I was looking at a collection of images of Bloom’s taxonomy today and realized that I wanted a simple but more apt drawing that would capture my beliefs about how the taxonomy relates to learning. I had recently read some interesting thoughts about the fact that the taxonomy was not strictly conceived as a hierarchy:
Bloom et al. discussed at length their decision to apply an Aristotelian categorization method in their taxonomy. The choice was significant, because an Aristotelian method creates distinct, bounded categories ordered by complexity without the hierarchical assumption that higher-level categories always entail instantiation of those lower in the taxonomy (e.g., when evaluating, it is not always necessary to first apply and synthesize). Moreover, Aristotelian categorization emphasizes that these groupings are closely related and difficult to tease apart. . . . however, the division of the taxonomy of educational objectives into classes representing lower order … and higher order thinking … has prevailed in research.
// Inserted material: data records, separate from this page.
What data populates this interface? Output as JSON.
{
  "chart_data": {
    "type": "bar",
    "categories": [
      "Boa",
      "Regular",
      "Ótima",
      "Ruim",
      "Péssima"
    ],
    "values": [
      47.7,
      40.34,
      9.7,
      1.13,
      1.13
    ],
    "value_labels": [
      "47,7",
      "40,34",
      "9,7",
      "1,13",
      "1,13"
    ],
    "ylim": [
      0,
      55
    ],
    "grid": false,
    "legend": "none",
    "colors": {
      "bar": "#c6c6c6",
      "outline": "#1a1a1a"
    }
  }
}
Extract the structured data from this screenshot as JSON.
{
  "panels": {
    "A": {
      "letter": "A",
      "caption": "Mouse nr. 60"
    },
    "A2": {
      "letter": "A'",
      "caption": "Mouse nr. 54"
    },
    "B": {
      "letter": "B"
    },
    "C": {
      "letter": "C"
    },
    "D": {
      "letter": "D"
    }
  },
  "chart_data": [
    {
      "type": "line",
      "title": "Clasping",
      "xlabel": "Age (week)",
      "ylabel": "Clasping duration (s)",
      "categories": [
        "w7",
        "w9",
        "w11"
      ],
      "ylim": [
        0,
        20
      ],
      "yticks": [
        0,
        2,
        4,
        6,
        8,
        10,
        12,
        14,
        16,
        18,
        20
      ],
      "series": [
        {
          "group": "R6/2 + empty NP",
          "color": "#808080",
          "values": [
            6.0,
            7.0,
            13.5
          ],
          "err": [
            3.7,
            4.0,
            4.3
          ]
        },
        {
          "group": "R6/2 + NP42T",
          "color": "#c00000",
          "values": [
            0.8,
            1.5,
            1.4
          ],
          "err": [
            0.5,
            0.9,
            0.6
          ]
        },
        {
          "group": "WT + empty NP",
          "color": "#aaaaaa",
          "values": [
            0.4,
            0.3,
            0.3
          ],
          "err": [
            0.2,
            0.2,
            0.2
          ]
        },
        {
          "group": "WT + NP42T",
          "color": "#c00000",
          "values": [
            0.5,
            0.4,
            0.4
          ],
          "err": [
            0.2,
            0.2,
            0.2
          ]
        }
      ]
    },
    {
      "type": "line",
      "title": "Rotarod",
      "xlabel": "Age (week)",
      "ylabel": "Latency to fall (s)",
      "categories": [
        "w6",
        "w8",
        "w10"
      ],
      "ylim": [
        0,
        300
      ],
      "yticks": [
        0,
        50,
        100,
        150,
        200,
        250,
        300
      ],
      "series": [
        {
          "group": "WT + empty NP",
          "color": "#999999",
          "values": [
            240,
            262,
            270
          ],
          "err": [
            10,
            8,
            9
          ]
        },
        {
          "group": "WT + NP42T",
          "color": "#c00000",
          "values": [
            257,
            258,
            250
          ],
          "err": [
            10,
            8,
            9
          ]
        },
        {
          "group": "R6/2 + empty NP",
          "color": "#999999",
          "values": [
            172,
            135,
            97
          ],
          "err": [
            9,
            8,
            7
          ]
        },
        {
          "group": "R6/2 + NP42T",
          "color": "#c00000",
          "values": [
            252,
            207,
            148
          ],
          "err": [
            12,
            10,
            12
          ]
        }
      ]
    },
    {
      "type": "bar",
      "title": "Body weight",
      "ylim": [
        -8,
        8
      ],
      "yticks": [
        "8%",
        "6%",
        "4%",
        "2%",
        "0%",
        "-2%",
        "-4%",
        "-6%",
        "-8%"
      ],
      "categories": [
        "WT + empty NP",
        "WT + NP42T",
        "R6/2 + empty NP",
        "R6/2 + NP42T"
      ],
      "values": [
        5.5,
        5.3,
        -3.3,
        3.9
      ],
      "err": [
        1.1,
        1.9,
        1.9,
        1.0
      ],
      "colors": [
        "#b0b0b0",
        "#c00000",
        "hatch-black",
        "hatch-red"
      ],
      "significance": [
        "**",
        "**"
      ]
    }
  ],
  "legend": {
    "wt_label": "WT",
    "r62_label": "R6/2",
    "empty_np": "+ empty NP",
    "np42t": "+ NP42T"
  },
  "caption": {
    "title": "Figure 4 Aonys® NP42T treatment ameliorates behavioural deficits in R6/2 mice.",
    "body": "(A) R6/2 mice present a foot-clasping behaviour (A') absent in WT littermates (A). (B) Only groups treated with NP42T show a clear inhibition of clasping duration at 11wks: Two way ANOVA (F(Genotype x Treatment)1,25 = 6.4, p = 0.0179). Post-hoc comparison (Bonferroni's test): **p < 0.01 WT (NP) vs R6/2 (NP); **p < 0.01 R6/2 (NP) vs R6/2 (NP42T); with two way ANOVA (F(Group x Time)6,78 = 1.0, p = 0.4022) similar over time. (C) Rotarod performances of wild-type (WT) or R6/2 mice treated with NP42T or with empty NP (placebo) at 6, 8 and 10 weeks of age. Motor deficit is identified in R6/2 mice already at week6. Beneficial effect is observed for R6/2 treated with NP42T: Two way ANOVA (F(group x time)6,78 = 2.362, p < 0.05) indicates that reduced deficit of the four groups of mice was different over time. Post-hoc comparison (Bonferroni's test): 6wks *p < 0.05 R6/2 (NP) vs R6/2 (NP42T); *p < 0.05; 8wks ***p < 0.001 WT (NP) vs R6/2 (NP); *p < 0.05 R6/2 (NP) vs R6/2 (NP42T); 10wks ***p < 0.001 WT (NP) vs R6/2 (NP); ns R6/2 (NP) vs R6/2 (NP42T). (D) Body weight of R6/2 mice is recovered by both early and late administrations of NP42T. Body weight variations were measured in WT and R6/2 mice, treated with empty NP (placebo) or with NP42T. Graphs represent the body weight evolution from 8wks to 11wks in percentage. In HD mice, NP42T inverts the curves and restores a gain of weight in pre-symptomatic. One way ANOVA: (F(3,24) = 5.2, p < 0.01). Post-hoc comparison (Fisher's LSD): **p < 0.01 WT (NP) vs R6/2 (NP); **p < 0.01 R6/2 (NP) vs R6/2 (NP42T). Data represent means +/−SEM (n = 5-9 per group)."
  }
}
Found at Dangerously Irrelevant by Scott McLeod
What I came up with for myself is this simplified diagram.
This captures more-or-less my thoughts that students can access learning by entering the taxonomy anywhere. Think about the Suzuki method of learning music, where children are not first introduced to the knowledge of the system of reading music, but instead are given the opportunity to create music. Or about Montessori schools where experiential activity that could be called creativity precedes knowledge.